Não seria o caso de causa absolutamente independente pre-existente? Exclui-se o nexo causal na questao II.
Acredito que a questão, no que se refere ao segundo caso, tenha dado margem a uma dupla interpretação.
Caso Benedita tenha sofrido o ataque cardíaco em decorrência do stress gerado pelo estupro, não seria o caso de concausa preexistente relativamente independente? É o mesmo exemplo clássico da hemofilia, ou da diabetes aguda.
O ataque cardíaco só se manifestou naquele momento em razão da conduta do agente, caso contrário Benedita não teria sofrido o repentino ataque. Deveria ser aplicada a Teoria da Equivalência dos Antecedentes: se Joaquim não tivesse realizado o estupro, a vítima não teria sofrido o ataque que culminou na morte da mesma, portanto, foi Joaquim quem deu causa à morte, e deve responder pelo homicídio.
Alguém poderia me esclarecer melhor esse ponto da questão?
Comentando o item II
Na situação narrada, estamos diante de uma causa relativamente independente preexiste. Por quê?
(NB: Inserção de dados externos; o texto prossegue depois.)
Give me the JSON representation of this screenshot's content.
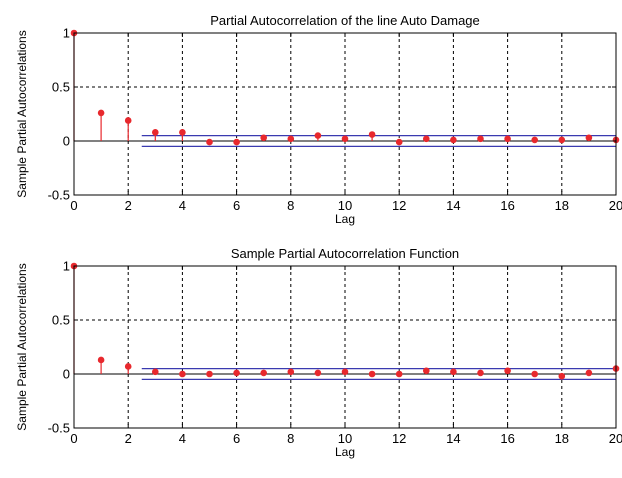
{
  "chart_data": [
    {
      "type": "stem",
      "title": "Partial Autocorrelation of the line Auto Damage",
      "xlabel": "Lag",
      "ylabel": "Sample Partial Autocorrelations",
      "xlim": [
        0,
        20
      ],
      "ylim": [
        -0.5,
        1
      ],
      "xticks": [
        "0",
        "2",
        "4",
        "6",
        "8",
        "10",
        "12",
        "14",
        "16",
        "18",
        "20"
      ],
      "yticks": [
        "-0.5",
        "0",
        "0.5",
        "1"
      ],
      "grid": true,
      "lags": [
        0,
        1,
        2,
        3,
        4,
        5,
        6,
        7,
        8,
        9,
        10,
        11,
        12,
        13,
        14,
        15,
        16,
        17,
        18,
        19,
        20
      ],
      "values": [
        1.0,
        0.26,
        0.19,
        0.08,
        0.08,
        -0.01,
        -0.01,
        0.03,
        0.02,
        0.05,
        0.02,
        0.06,
        -0.01,
        0.02,
        0.01,
        0.02,
        0.02,
        0.01,
        0.01,
        0.03,
        0.01
      ],
      "confidence_bounds": [
        0.05,
        -0.05
      ],
      "colors": {
        "stem": "#e8282d",
        "marker": "#e8282d",
        "bounds": "#3a3ab0"
      }
    },
    {
      "type": "stem",
      "title": "Sample Partial Autocorrelation Function",
      "xlabel": "Lag",
      "ylabel": "Sample Partial Autocorrelations",
      "xlim": [
        0,
        20
      ],
      "ylim": [
        -0.5,
        1
      ],
      "xticks": [
        "0",
        "2",
        "4",
        "6",
        "8",
        "10",
        "12",
        "14",
        "16",
        "18",
        "20"
      ],
      "yticks": [
        "-0.5",
        "0",
        "0.5",
        "1"
      ],
      "grid": true,
      "lags": [
        0,
        1,
        2,
        3,
        4,
        5,
        6,
        7,
        8,
        9,
        10,
        11,
        12,
        13,
        14,
        15,
        16,
        17,
        18,
        19,
        20
      ],
      "values": [
        1.0,
        0.13,
        0.07,
        0.02,
        0.0,
        0.0,
        0.01,
        0.01,
        0.02,
        0.01,
        0.02,
        0.0,
        0.0,
        0.03,
        0.02,
        0.01,
        0.03,
        0.0,
        -0.02,
        0.01,
        0.05
      ],
      "confidence_bounds": [
        0.05,
        -0.05
      ],
      "colors": {
        "stem": "#e8282d",
        "marker": "#e8282d",
        "bounds": "#3a3ab0"
      }
    }
  ]
}
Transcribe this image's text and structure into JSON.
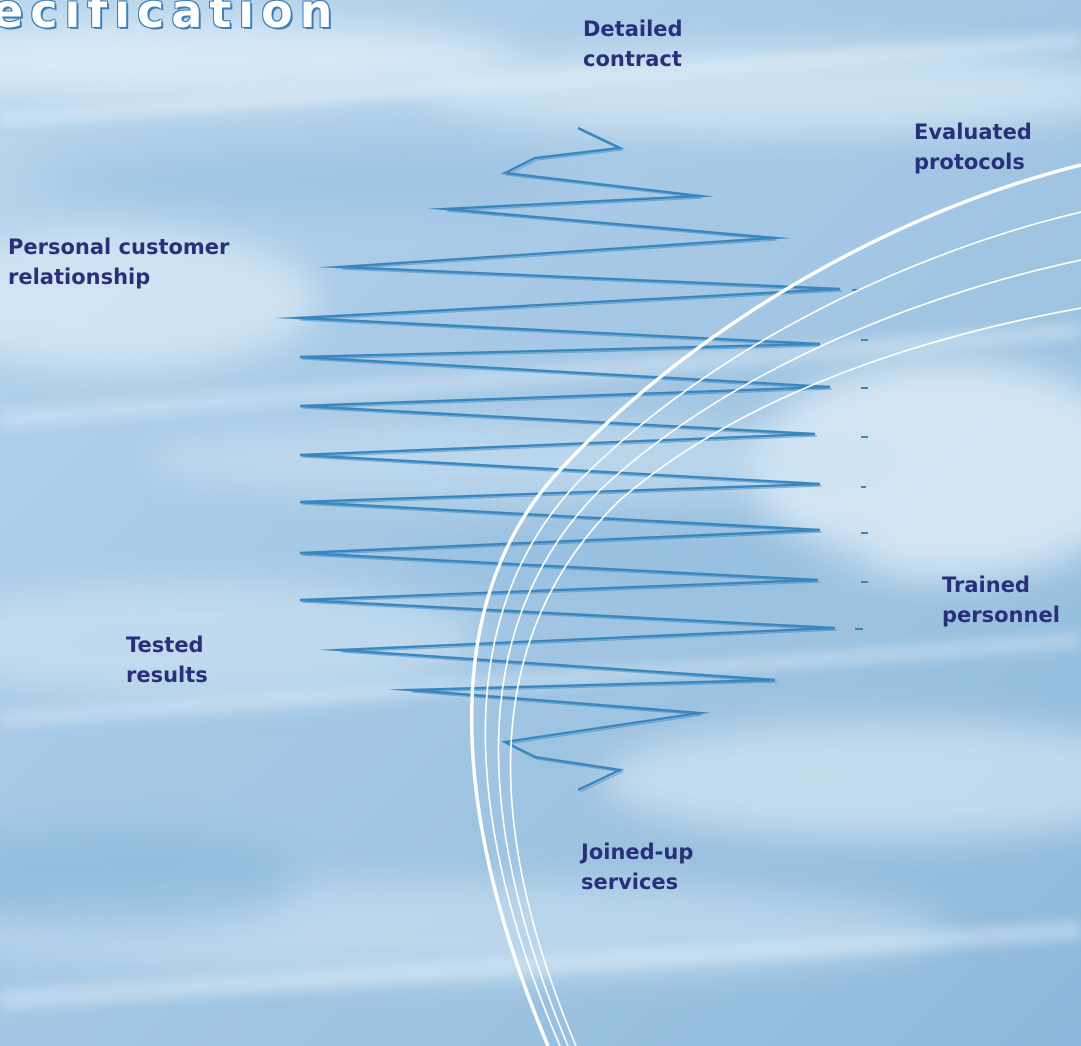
{
  "title": "ecification",
  "labels": {
    "detailed_contract": [
      "Detailed",
      "contract"
    ],
    "evaluated_protocols": [
      "Evaluated",
      "protocols"
    ],
    "personal_customer_relationship": [
      "Personal customer",
      "relationship"
    ],
    "tested_results": [
      "Tested",
      "results"
    ],
    "trained_personnel": [
      "Trained",
      "personnel"
    ],
    "joined_up_services": [
      "Joined-up",
      "services"
    ]
  },
  "colors": {
    "label_text": "#2a2f7a",
    "zigzag": "#3a86bf",
    "arc": "#ffffff",
    "sky_light": "#dcebf6",
    "sky_dark": "#7fb0d6"
  }
}
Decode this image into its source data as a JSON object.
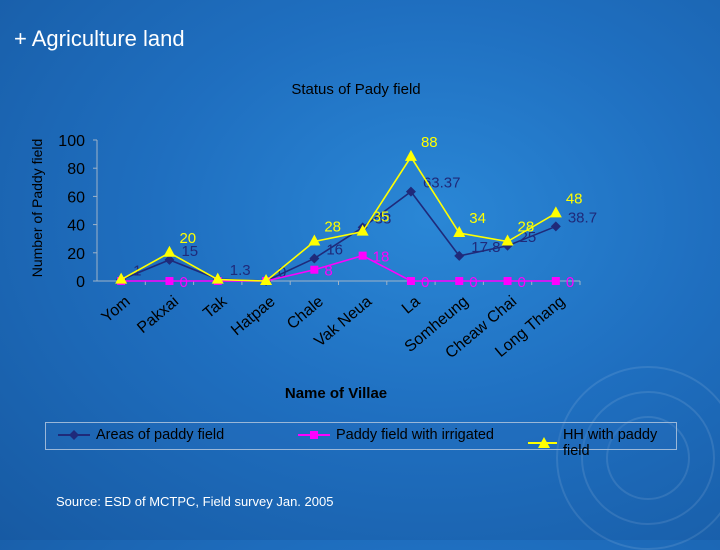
{
  "heading": "+ Agriculture land",
  "source": "Source: ESD of MCTPC, Field survey Jan. 2005",
  "colors": {
    "areas": "#1f2a7a",
    "irrigated": "#ff00ff",
    "households": "#ffff00",
    "text": "#000000"
  },
  "chart_data": {
    "type": "line",
    "title": "Status of Pady field",
    "xlabel": "Name of Villae",
    "ylabel": "Number of Paddy field",
    "ylim": [
      0,
      100
    ],
    "yticks": [
      0,
      20,
      40,
      60,
      80,
      100
    ],
    "grid": false,
    "legend_position": "bottom",
    "categories": [
      "Yom",
      "Pakxai",
      "Tak",
      "Hatpae",
      "Chale",
      "Vak Neua",
      "La",
      "Somheung",
      "Cheaw Chai",
      "Long Thang"
    ],
    "series": [
      {
        "name": "Areas of paddy field",
        "marker": "diamond",
        "values": [
          1,
          15,
          1.3,
          0,
          16,
          38,
          63.37,
          17.8,
          25,
          38.7
        ],
        "labels": [
          "1",
          "15",
          "1.3",
          "0",
          "16",
          "38",
          "63.37",
          "17.8",
          "25",
          "38.7"
        ]
      },
      {
        "name": "Paddy field with irrigated",
        "marker": "square",
        "values": [
          0,
          0,
          0,
          0,
          8,
          18,
          0,
          0,
          0,
          0
        ],
        "labels": [
          "",
          "0",
          "",
          "",
          "8",
          "18",
          "0",
          "0",
          "0",
          "0"
        ]
      },
      {
        "name": "HH with paddy field",
        "marker": "triangle",
        "values": [
          1,
          20,
          1,
          0,
          28,
          35,
          88,
          34,
          28,
          48
        ],
        "labels": [
          "",
          "20",
          "",
          "",
          "28",
          "35",
          "88",
          "34",
          "28",
          "48"
        ]
      }
    ]
  }
}
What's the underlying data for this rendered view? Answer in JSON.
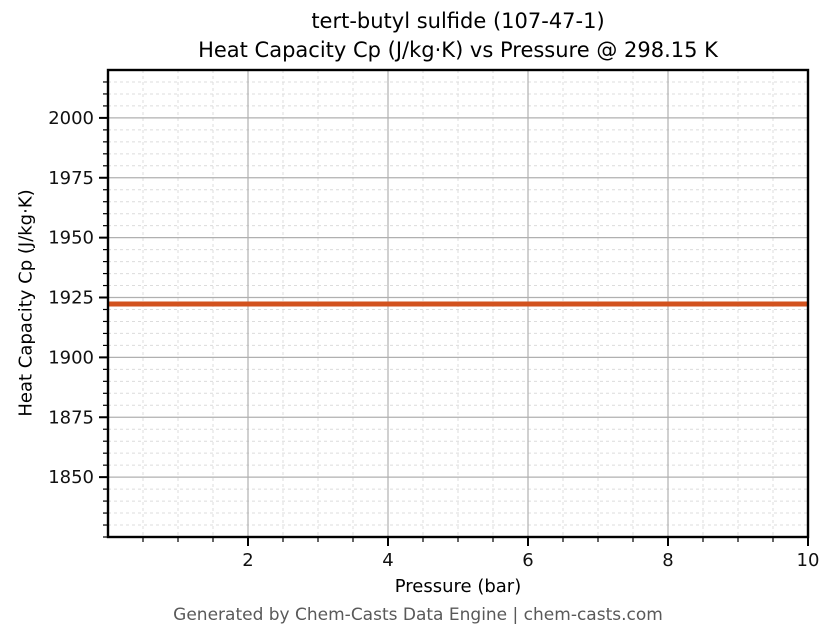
{
  "title": {
    "line1": "tert-butyl sulfide (107-47-1)",
    "line2": "Heat Capacity Cp (J/kg·K) vs Pressure @ 298.15 K"
  },
  "footer": "Generated by Chem-Casts Data Engine | chem-casts.com",
  "colors": {
    "line": "#d2521e",
    "major_grid": "#b0b0b0",
    "minor_grid": "#dcdcdc",
    "frame": "#000000",
    "tick_label": "#111111",
    "footer_text": "#595959"
  },
  "chart_data": {
    "type": "line",
    "title": "tert-butyl sulfide (107-47-1)\nHeat Capacity Cp (J/kg·K) vs Pressure @ 298.15 K",
    "xlabel": "Pressure (bar)",
    "ylabel": "Heat Capacity Cp (J/kg·K)",
    "xlim": [
      0,
      10
    ],
    "ylim": [
      1825,
      2020
    ],
    "x_major_ticks": [
      2,
      4,
      6,
      8,
      10
    ],
    "x_minor_step": 0.5,
    "y_major_ticks": [
      1850,
      1875,
      1900,
      1925,
      1950,
      1975,
      2000
    ],
    "y_minor_step": 5,
    "grid": "major-solid, minor-dashed",
    "legend": "none",
    "series": [
      {
        "name": "Heat Capacity Cp",
        "color": "#d2521e",
        "x": [
          0,
          10
        ],
        "y": [
          1922.3,
          1922.3
        ],
        "note": "constant (pressure-independent) value ≈ 1922.3 J/kg·K across 0–10 bar"
      }
    ]
  }
}
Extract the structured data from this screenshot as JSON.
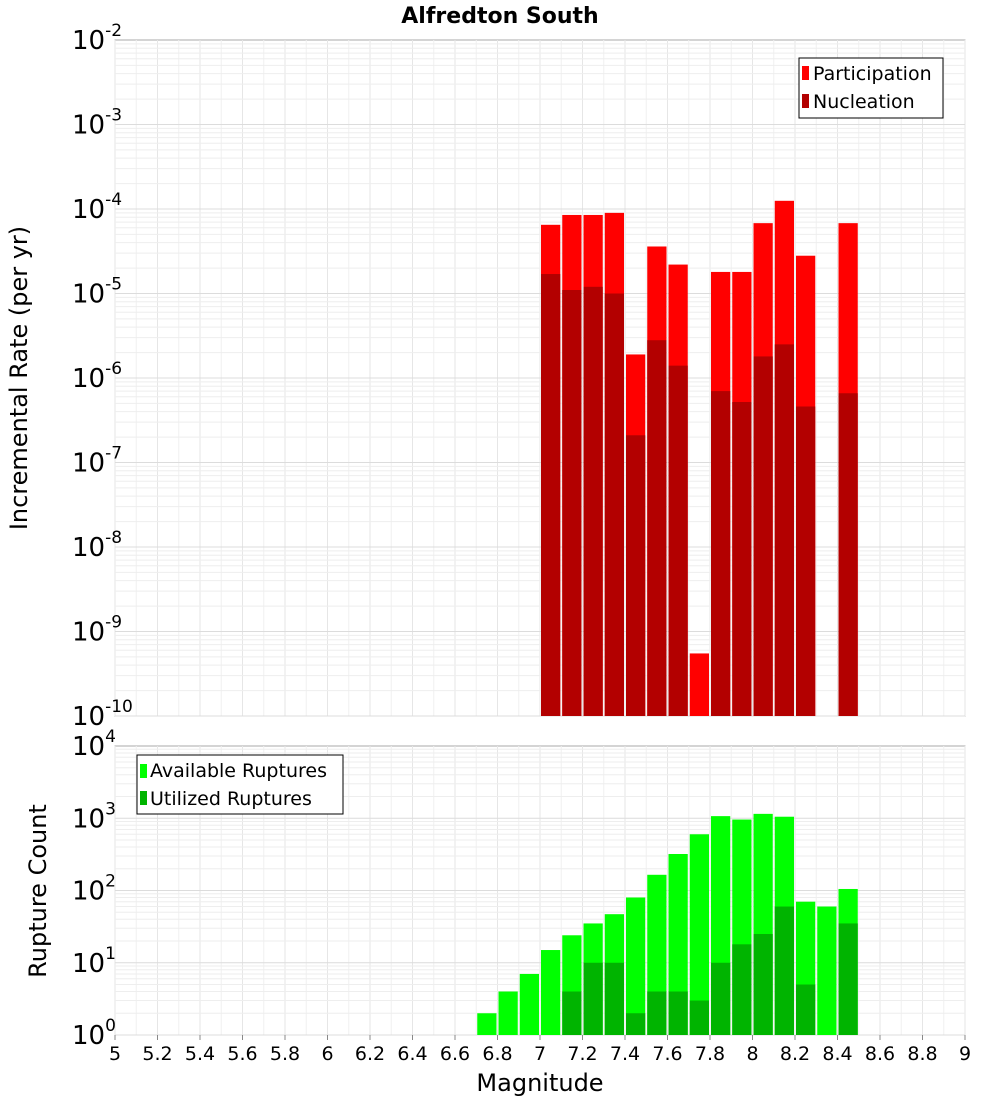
{
  "chart_data": [
    {
      "type": "bar",
      "title": "Alfredton South",
      "ylabel": "Incremental Rate (per yr)",
      "xlabel": "",
      "yscale": "log",
      "ylim_exp": [
        -10,
        -2
      ],
      "xlim": [
        5,
        9
      ],
      "legend_position": "top-right",
      "bin_width": 0.1,
      "series": [
        {
          "name": "Participation",
          "color": "#ff0000",
          "x": [
            7.05,
            7.15,
            7.25,
            7.35,
            7.45,
            7.55,
            7.65,
            7.75,
            7.85,
            7.95,
            8.05,
            8.15,
            8.25,
            8.45
          ],
          "values": [
            6.5e-05,
            8.5e-05,
            8.5e-05,
            9e-05,
            1.9e-06,
            3.6e-05,
            2.2e-05,
            5.5e-10,
            1.8e-05,
            1.8e-05,
            6.8e-05,
            0.000125,
            2.8e-05,
            6.8e-05
          ]
        },
        {
          "name": "Nucleation",
          "color": "#b30000",
          "x": [
            7.05,
            7.15,
            7.25,
            7.35,
            7.45,
            7.55,
            7.65,
            7.85,
            7.95,
            8.05,
            8.15,
            8.25,
            8.45
          ],
          "values": [
            1.7e-05,
            1.1e-05,
            1.2e-05,
            1e-05,
            2.1e-07,
            2.8e-06,
            1.4e-06,
            7e-07,
            5.2e-07,
            1.8e-06,
            2.5e-06,
            4.6e-07,
            6.6e-07
          ]
        }
      ]
    },
    {
      "type": "bar",
      "title": "",
      "ylabel": "Rupture Count",
      "xlabel": "Magnitude",
      "yscale": "log",
      "ylim_exp": [
        0,
        4
      ],
      "xlim": [
        5,
        9
      ],
      "legend_position": "top-left",
      "bin_width": 0.1,
      "x_ticks": [
        "5",
        "5.2",
        "5.4",
        "5.6",
        "5.8",
        "6",
        "6.2",
        "6.4",
        "6.6",
        "6.8",
        "7",
        "7.2",
        "7.4",
        "7.6",
        "7.8",
        "8",
        "8.2",
        "8.4",
        "8.6",
        "8.8",
        "9"
      ],
      "series": [
        {
          "name": "Available Ruptures",
          "color": "#00ff00",
          "x": [
            6.45,
            6.65,
            6.75,
            6.85,
            6.95,
            7.05,
            7.15,
            7.25,
            7.35,
            7.45,
            7.55,
            7.65,
            7.75,
            7.85,
            7.95,
            8.05,
            8.15,
            8.25,
            8.35,
            8.45
          ],
          "values": [
            1,
            1,
            2,
            4,
            7,
            15,
            24,
            35,
            47,
            80,
            165,
            320,
            600,
            1070,
            960,
            1150,
            1050,
            70,
            60,
            105
          ]
        },
        {
          "name": "Utilized Ruptures",
          "color": "#00b400",
          "x": [
            7.05,
            7.15,
            7.25,
            7.35,
            7.45,
            7.55,
            7.65,
            7.75,
            7.85,
            7.95,
            8.05,
            8.15,
            8.25,
            8.45
          ],
          "values": [
            1,
            4,
            10,
            10,
            2,
            4,
            4,
            3,
            10,
            18,
            25,
            60,
            5,
            35
          ]
        }
      ]
    }
  ]
}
Verifica-se que a cardiopatia grave é a causa preexiste, a qual somada à conduta de Joaquim (prática do crime de estupro), produziu a morte de Benedita. Veja que, neste caso, ainda que tenha ocorrido o crime de estupro, normalmente, só o crime de estupro não produziria, por si só, a morte de uma pessoa saudável. Embora nas causas relativamente independentes da conduta, haja nexo causal entre a conduta e o resultado, conforme a teoria da conditio sine qua non, para a imputação do resultado, no entanto, é necessário outro elemento, de caráter subjetivo, consistente em verificar se a causa era por ele conhecida (o que conduzirá à responsabilidade a título de dolo), ou, ao menos, previsível (indicativo de culpa). Daí, então, perceba que o próprio enunciado da questão nos dá essa informação quando diz que Joaquim não tinha conhecimento que Benedita padecia de cardiopatia grave. Assim, tente imaginar a situação, como ele ia adivinhar que a vítima iria vir a óbito com sua conduta, e ainda, vamos levar em conta que a intenção de Joaquim era praticar o estupro, tão somente. Logo, como no caso não houve dolo e nem era previsível o resultado morte, não há como imputar tal resultado morte a Joaquim, até porque caso houvesse tal imputação sem tais elementos (dolo/culpa), por óbvio, ter-se-ia a responsabilidade objetiva de Joaquim, algo que não é aceito pelo nosso Direito Penal.
Conclusão, Joaquim vai responder só pelo crime de estupro, tendo em vista o desconhecimento da causa preexistente, afastando o elemento subjetivo (dolo/culpa) da conduta do agente. Por isso, não responde pelo resultado morte.
Ana Paula eu fiquei com a mesma dúvida que você, mas realmente o esclarecimento do colega Willion abaixo está correta.
Veja o desfecho do exemplo clássico do hemofílico dada por Rogerio Greco/2014(pg. 230/231) que se assemelha ao caso da questão (concausa relativamente independente preexistente):
"...Contudo, se o agente DESCONHECIA a hemofilia da vítima, não poderá ser responsabilizado pelo resultado morte, uma vez que estaria sendo responsabilizado OBJETIVAMENTE. Se queria ferir a vítima, agredindo-a com um soco na região do tórax e esta, em razão de sua particular condição de hemofílica vem a falecer em decorrência da eclosão de um processo interno de hemorragia, o agente só poderá ser responsabilizado pelo delito de lesões corporais simples."